On Sunday, a group of public-health researchers condemned food production for its role in public-health and climate crises. In its new report, the Lancet Commission calls for a global treaty to combat what it calls the “three gravest threats to human health and survival”: climate change, obesity, and undernutrition.
Here’s how these are connected—and what can be done about it.
The ‘Syndemic’
Traditionally, “syndemic” has been used to describe the interaction of diseases. Here, the commission borrows the term to emphasize the links between an unholy trinity—climate change, obesity, and malnutrition—which interact, co-occur, “and share common underlying societal drivers,” the authors say.
Some public-health experts have praised the commission for presenting these problems as interconnected (although it does misconstrue the meaning of the term, according to the anthropologist who coined it). For example, research shows that obesity and malnutrition are connected: People who are obese often consume cheaper foods that are high in calories, but low in nutrients. Food production also depends on and feeds into the warming climate, as crop failure and extreme weather increase food insecurity among the world’s poorest populations. Meanwhile, richer nations may have greater access to food, but their wealth is also tied to rising obesity rates and a bigger carbon footprint. The report explains this apparent contradiction: In countries like the United States, economic growth and other social factors—urbanization, transportation, increased access to ultra-processed food—have contributed to the obesity epidemic.
The commission points to these forces, concluding that politicians and scientists can’t treat one epidemic without the other. But how, then, should they be treated?

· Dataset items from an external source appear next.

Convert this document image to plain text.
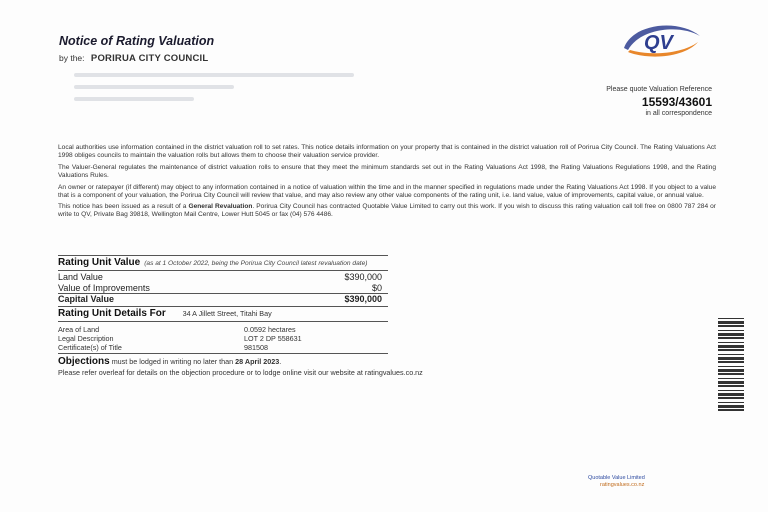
Notice of Rating Valuation
by the: PORIRUA CITY COUNCIL
QV
Please quote Valuation Reference
15593/43601
in all correspondence

Local authorities use information contained in the district valuation roll to set rates. This notice details information on your property that is contained in the district valuation roll of Porirua City Council. The Rating Valuations Act 1998 obliges councils to maintain the valuation rolls but allows them to choose their valuation service provider.

The Valuer-General regulates the maintenance of district valuation rolls to ensure that they meet the minimum standards set out in the Rating Valuations Act 1998, the Rating Valuations Regulations 1998, and the Rating Valuations Rules.

An owner or ratepayer (if different) may object to any information contained in a notice of valuation within the time and in the manner specified in regulations made under the Rating Valuations Act 1998. If you object to a value that is a component of your valuation, the Porirua City Council will review that value, and may also review any other value components of the rating unit, i.e. land value, value of improvements, capital value, or annual value.

This notice has been issued as a result of a General Revaluation. Porirua City Council has contracted Quotable Value Limited to carry out this work. If you wish to discuss this rating valuation call toll free on 0800 787 284 or write to QV, Private Bag 39818, Wellington Mail Centre, Lower Hutt 5045 or fax (04) 576 4486.

Rating Unit Value (as at 1 October 2022, being the Porirua City Council latest revaluation date)
Land Value	$390,000
Value of Improvements	$0
Capital Value	$390,000
Rating Unit Details For 34 A Jillett Street, Titahi Bay
Area of Land	0.0592 hectares
Legal Description	LOT 2 DP 558631
Certificate(s) of Title	981508
Objections must be lodged in writing no later than 28 April 2023.
Please refer overleaf for details on the objection procedure or to lodge online visit our website at ratingvalues.co.nz
Quotable Value Limited
ratingvalues.co.nz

Regulating ‘Big Food’ Like Big Tobacco
The report models its policy recommendations on the World Health Organization’s Framework Convention on Tobacco Control, a 2005 treaty dedicated to ending tobacco use, and the first international health resolution of its kind. This treaty focused on taxes and other measures to reduce supply and demand for tobacco: health warnings on packaging, bans on advertising and sponsorship, smoke-free spaces, and legislation cracking down on the illegal tobacco trade. Helped along in part by recent efforts, the WHO finds tobacco use has steadily declined since the 1980s.
The Lancet Commission would like to replicate this success with the food and beverage industries. “Although food clearly differs from tobacco because it is a necessity to support human life, unhealthy food and beverage products … are not a necessity,” the authors say. “The commonalities of tobacco, unhealthy food and beverage commodities, and fossil fuels lie principally in the damage they induce and the [behaviors] of the corporations that profit from them.” Experts have argued that both Big Tobacco and ‘Big Food’ put industry concerns over public health.
A Red Meat Tax
The report calls for measures that go after products high in sugar and salt—and the companies that make them—with subsidies for healthier competitors, public monitoring, and other measures. “The imperative for food systems to provide the basis for healthy diets should be articulated in all policies that shape them, from agricultural production through to retail,” the authors write.
To this end, the commission suggests one of this country’s oldest and best weapons, used successfully against Big Tobacco (and now favored for fighting climate change): taxation. Some local governments have already tried this with soda; outside the U.S., many countries are experimenting with a carbon tax. Now, the report suggests, red meat could be next. Eating red meat on a regular basis has been linked to an increased risk of obesity (and cardiovascular disease and diabetes), and livestock production accounts for 19 percent of all greenhouse gases, making it a major contributor to climate change.
Problems With Implementation
As with tobacco, politicians who want to implement these recommendations face a well-funded foe: The food and beverage industry, which has previously opposed efforts to reduce agriculture subsidies and tax sugary drinks, spent $29 million on lobbying in 2018, according to non-partisan think tank The Center for Responsive Politics.
On this point, the commission has already received pushback from farmers and scientists working toward more sustainable forms of agriculture; another Lancet report—this one endorsing a plant-based diet—provoked similar outrage earlier this month.
In response, the commission members cite both the U.S.’s withdrawal from climate change agreements and “powerful lobbying forces” as barriers to regulation. “We’re under no illusion that this is going to be quick,” co-chair William Dietz, who is also a professor at George Washington University, said during a press conference on Monday.
The fight against tobacco took decades. As Pacific Standard’s Kate Wheeling explained earlier this month, when it comes to climate change, we may not have that long.